Scooter crashes quadrupled in U.S. prepandemic

Data Desk

DENVER (KDVR) — New data shows Denver’s mobility goals do add a safety concern, but not mainly due to poor scooter skills.

Police are still searching for the driver responsible for a hit-and-run that resulted in serious injuries for a scooter rider near Capitol Hill.

Consumer Product Safety Commission data tracked national emergency department numbers — such incidents are not uncommon. The study shows emergency department visits for scooter riders more than tripled from 2017-2019.

Scooter use in Denver is encouraged as part of a city-wide push to decrease automobile use through “micromobility.” Companies like Bird and Lime flooded city streets with the e-scooters beginning in 2018.

National emergency department data tracks along this timeline.

In 2017, there were only 7,700 scooter-related emergency department visits nationally. That number jumped to almost 28,000 by 2019.

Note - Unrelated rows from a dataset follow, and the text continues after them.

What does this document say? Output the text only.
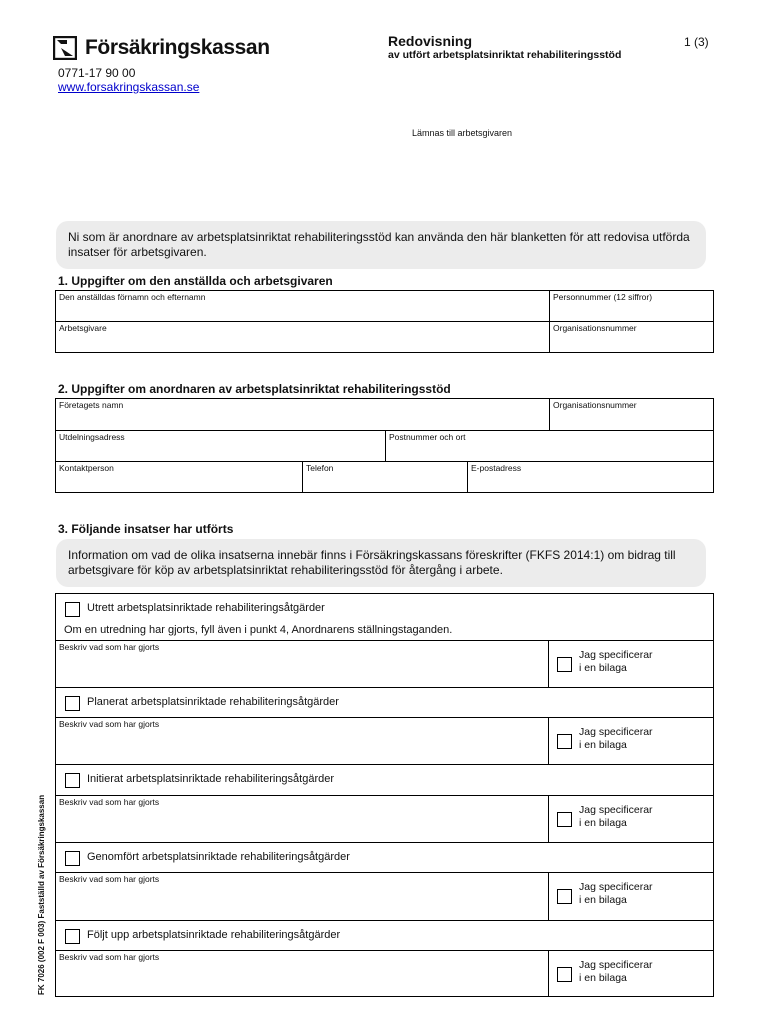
Försäkringskassan
0771-17 90 00
www.forsakringskassan.se
Redovisning
av utfört arbetsplatsinriktat rehabiliteringsstöd
1 (3)
Lämnas till arbetsgivaren
Ni som är anordnare av arbetsplatsinriktat rehabiliteringsstöd kan använda den här blanketten för att redovisa utförda insatser för arbetsgivaren.
1. Uppgifter om den anställda och arbetsgivaren
Den anställdas förnamn och efternamn	Personnummer (12 siffror)
Arbetsgivare	Organisationsnummer
2. Uppgifter om anordnaren av arbetsplatsinriktat rehabiliteringsstöd
Företagets namn	Organisationsnummer
Utdelningsadress	Postnummer och ort
Kontaktperson	Telefon	E-postadress
3. Följande insatser har utförts
Information om vad de olika insatserna innebär finns i Försäkringskassans föreskrifter (FKFS 2014:1) om bidrag till arbetsgivare för köp av arbetsplatsinriktat rehabiliteringsstöd för återgång i arbete.
Utrett arbetsplatsinriktade rehabiliteringsåtgärder
Om en utredning har gjorts, fyll även i punkt 4, Anordnarens ställningstaganden.
Beskriv vad som har gjorts
Jag specificerar
i en bilaga
Planerat arbetsplatsinriktade rehabiliteringsåtgärder
Beskriv vad som har gjorts
Jag specificerar
i en bilaga
Initierat arbetsplatsinriktade rehabiliteringsåtgärder
Beskriv vad som har gjorts
Jag specificerar
i en bilaga
Genomfört arbetsplatsinriktade rehabiliteringsåtgärder
Beskriv vad som har gjorts
Jag specificerar
i en bilaga
Följt upp arbetsplatsinriktade rehabiliteringsåtgärder
Beskriv vad som har gjorts
Jag specificerar
i en bilaga
FK 7026 (002 F 003) Fastställd av Försäkringskassan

It isn’t a matter of scooter-fueled brewery crawls, either. More often, these kinds of accidents are a problem with the scooter, not the rider.

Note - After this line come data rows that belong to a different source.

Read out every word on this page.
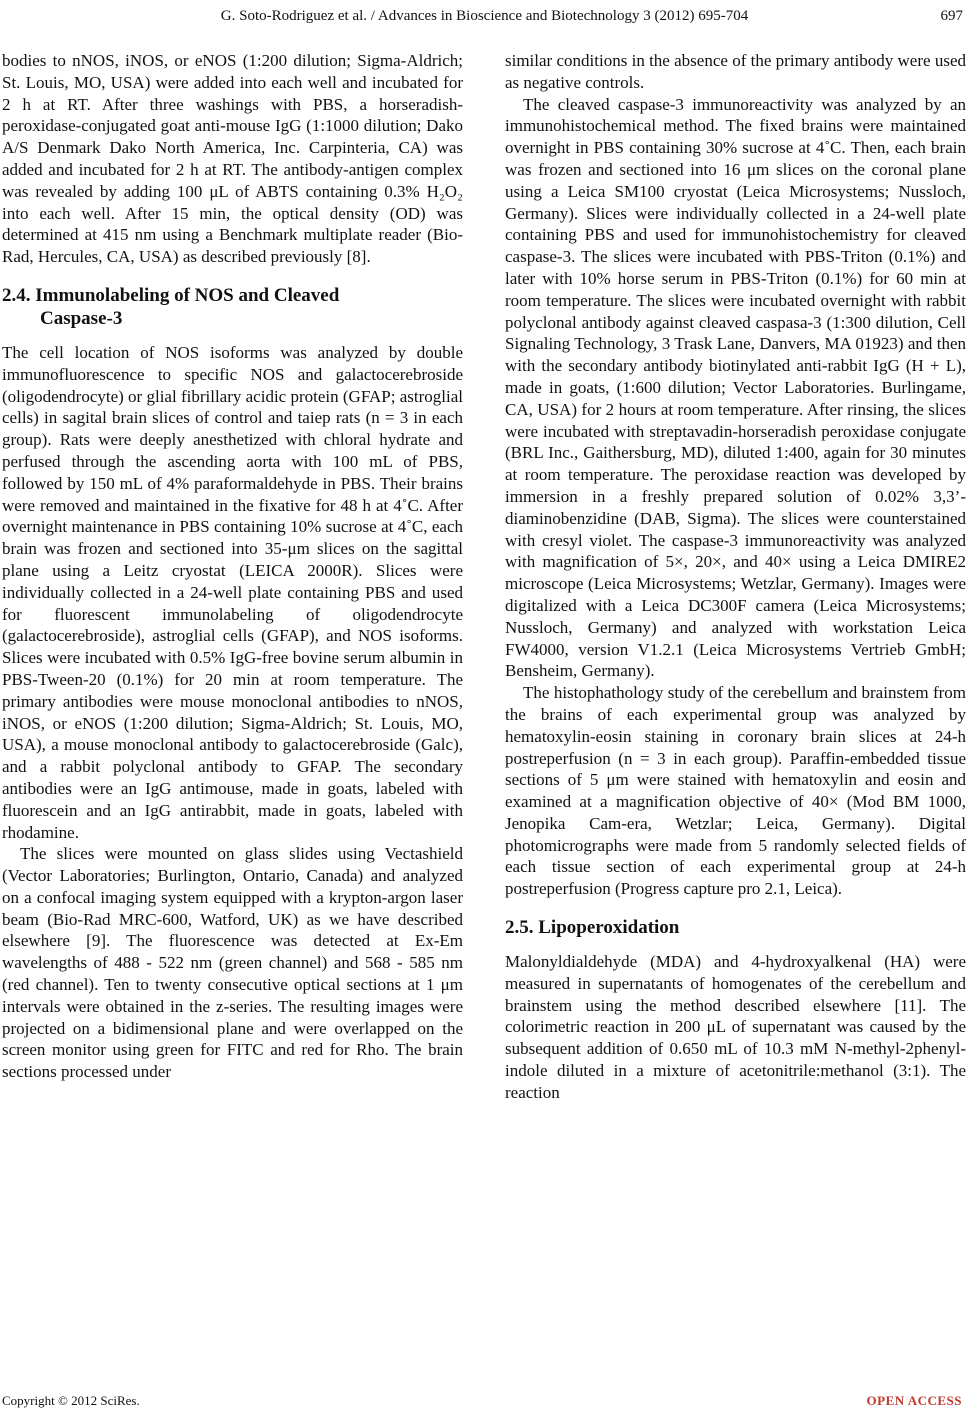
G. Soto-Rodriguez et al. / Advances in Bioscience and Biotechnology 3 (2012) 695-704	697

bodies to nNOS, iNOS, or eNOS (1:200 dilution; Sigma-Aldrich; St. Louis, MO, USA) were added into each well and incubated for 2 h at RT. After three washings with PBS, a horseradish-peroxidase-conjugated goat anti-mouse IgG (1:1000 dilution; Dako A/S Denmark Dako North America, Inc. Carpinteria, CA) was added and incubated for 2 h at RT. The antibody-antigen complex was revealed by adding 100 μL of ABTS containing 0.3% H₂O₂ into each well. After 15 min, the optical density (OD) was determined at 415 nm using a Benchmark multiplate reader (Bio-Rad, Hercules, CA, USA) as described previously [8].

2.4. Immunolabeling of NOS and Cleaved

Caspase-3

The cell location of NOS isoforms was analyzed by double immunofluorescence to specific NOS and galactocerebroside (oligodendrocyte) or glial fibrillary acidic protein (GFAP; astroglial cells) in sagital brain slices of control and taiep rats (n = 3 in each group). Rats were deeply anesthetized with chloral hydrate and perfused through the ascending aorta with 100 mL of PBS, followed by 150 mL of 4% paraformaldehyde in PBS. Their brains were removed and maintained in the fixative for 48 h at 4˚C. After overnight maintenance in PBS containing 10% sucrose at 4˚C, each brain was frozen and sectioned into 35-μm slices on the sagittal plane using a Leitz cryostat (LEICA 2000R). Slices were individually collected in a 24-well plate containing PBS and used for fluorescent immunolabeling of oligodendrocyte (galactocerebroside), astroglial cells (GFAP), and NOS isoforms. Slices were incubated with 0.5% IgG-free bovine serum albumin in PBS-Tween-20 (0.1%) for 20 min at room temperature. The primary antibodies were mouse monoclonal antibodies to nNOS, iNOS, or eNOS (1:200 dilution; Sigma-Aldrich; St. Louis, MO, USA), a mouse monoclonal antibody to galactocerebroside (Galc), and a rabbit polyclonal antibody to GFAP. The secondary antibodies were an IgG antimouse, made in goats, labeled with fluorescein and an IgG antirabbit, made in goats, labeled with rhodamine.

The slices were mounted on glass slides using Vectashield (Vector Laboratories; Burlington, Ontario, Canada) and analyzed on a confocal imaging system equipped with a krypton-argon laser beam (Bio-Rad MRC-600, Watford, UK) as we have described elsewhere [9]. The fluorescence was detected at Ex-Em wavelengths of 488 - 522 nm (green channel) and 568 - 585 nm (red channel). Ten to twenty consecutive optical sections at 1 μm intervals were obtained in the z-series. The resulting images were projected on a bidimensional plane and were overlapped on the screen monitor using green for FITC and red for Rho. The brain sections processed under

similar conditions in the absence of the primary antibody were used as negative controls.

The cleaved caspase-3 immunoreactivity was analyzed by an immunohistochemical method. The fixed brains were maintained overnight in PBS containing 30% sucrose at 4˚C. Then, each brain was frozen and sectioned into 16 μm slices on the coronal plane using a Leica SM100 cryostat (Leica Microsystems; Nussloch, Germany). Slices were individually collected in a 24-well plate containing PBS and used for immunohistochemistry for cleaved caspase-3. The slices were incubated with PBS-Triton (0.1%) and later with 10% horse serum in PBS-Triton (0.1%) for 60 min at room temperature. The slices were incubated overnight with rabbit polyclonal antibody against cleaved caspasa-3 (1:300 dilution, Cell Signaling Technology, 3 Trask Lane, Danvers, MA 01923) and then with the secondary antibody biotinylated anti-rabbit IgG (H + L), made in goats, (1:600 dilution; Vector Laboratories. Burlingame, CA, USA) for 2 hours at room temperature. After rinsing, the slices were incubated with streptavadin-horseradish peroxidase conjugate (BRL Inc., Gaithersburg, MD), diluted 1:400, again for 30 minutes at room temperature. The peroxidase reaction was developed by immersion in a freshly prepared solution of 0.02% 3,3’-diaminobenzidine (DAB, Sigma). The slices were counterstained with cresyl violet. The caspase-3 immunoreactivity was analyzed with magnification of 5×, 20×, and 40× using a Leica DMIRE2 microscope (Leica Microsystems; Wetzlar, Germany). Images were digitalized with a Leica DC300F camera (Leica Microsystems; Nussloch, Germany) and analyzed with workstation Leica FW4000, version V1.2.1 (Leica Microsystems Vertrieb GmbH; Bensheim, Germany).

The histophathology study of the cerebellum and brainstem from the brains of each experimental group was analyzed by hematoxylin-eosin staining in coronary brain slices at 24-h postreperfusion (n = 3 in each group). Paraffin-embedded tissue sections of 5 μm were stained with hematoxylin and eosin and examined at a magnification objective of 40× (Mod BM 1000, Jenopika Cam-era, Wetzlar; Leica, Germany). Digital photomicrographs were made from 5 randomly selected fields of each tissue section of each experimental group at 24-h postreperfusion (Progress capture pro 2.1, Leica).

2.5. Lipoperoxidation

Malonyldialdehyde (MDA) and 4-hydroxyalkenal (HA) were measured in supernatants of homogenates of the cerebellum and brainstem using the method described elsewhere [11]. The colorimetric reaction in 200 μL of supernatant was caused by the subsequent addition of 0.650 mL of 10.3 mM N-methyl-2phenyl-indole diluted in a mixture of acetonitrile:methanol (3:1). The reaction

Copyright © 2012 SciRes.	OPEN ACCESS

CPSC conducted in-depth investigations of 37 scooter incidents — 32 of which were e-scooters — and found the overwhelming majority were not crashes. More likely, the incidents happened from some kind of mechanical failure.

Of e-scooter-related emergency department visits, 50% came from a brake failure. Only three — just one in 10 of the total — came from some user or environmental factor.